You get at this later in the paper, but what can be done to prevent this kind of misuse? What are you hoping to see established?
There are more policies about data sharing. I agree with it because it opens up more avenues for research. Other researchers can use your data for their own research. Toxicity models and toxicity datasets are also included. It is difficult to find a good solution for this problem.
There is a group called OpenAI that released a top-of-the-line language model. It can generate sentences and text that are almost indistinguishable from humans. You have to get a special access token from them to use it for free. They could cut off access at any time. Something like that could be a useful starting point for models that are sensitive.
Science is all about open communication. There are restrictions that are not compatible with that notion. Responsibility for who is using your resources could be a step forward.

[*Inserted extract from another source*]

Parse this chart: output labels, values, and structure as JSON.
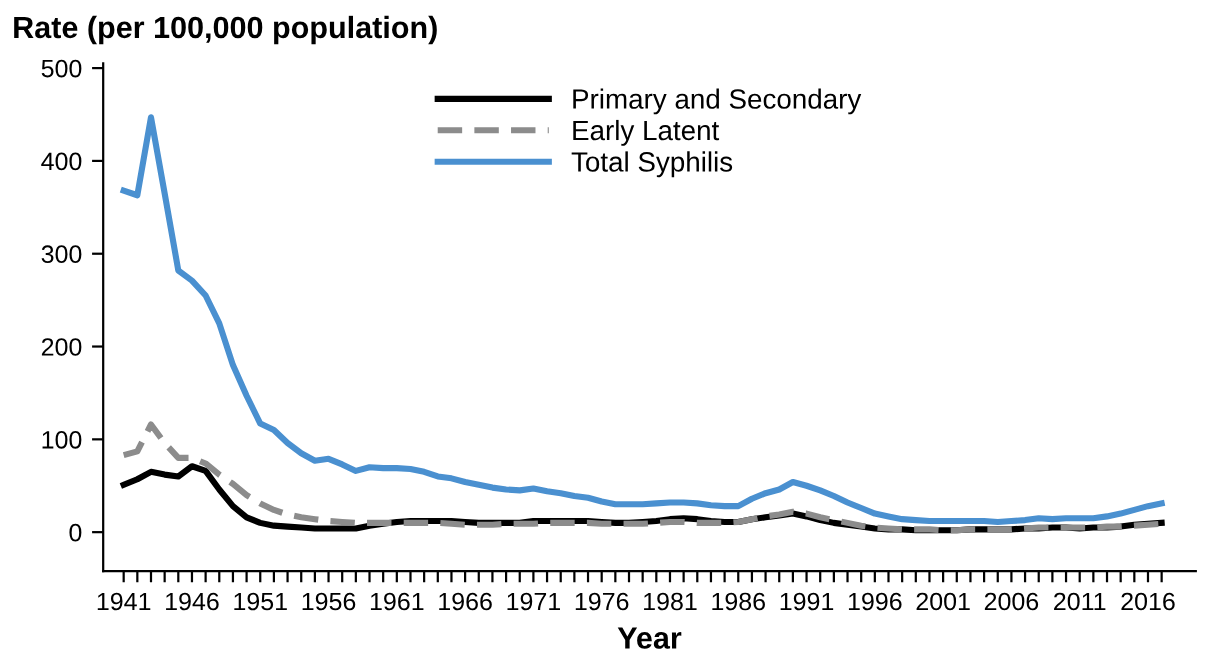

The paper says that this should serve as a wake-up call for our colleagues. What do you think about being overly alarmist?
We want researchers to be aware of potential misuse. When you start working in the chemistry space, you are responsible for making sure you avoid misuse of chemistry, because you get informed about it. There is nothing in machine learning. There is no guidance on misuse of technology.
“We just want more researchers to acknowledge and be aware of potential misuse.”
It could help people be aware of the issue. It can be something we watch out for as we get better and better at building toxicity models.
I don't want to suggest that machine learning is going to create toxic compounds and that there will be a lot of new biochemical warfare agents around the corner. Chemical warfare agents appear in someone's hand when they click a button.
I don't want to be alarmist in saying that there will be chemical warfare. I don't think that is the case now. I don't think it will be the case soon. It is starting to become a possibility.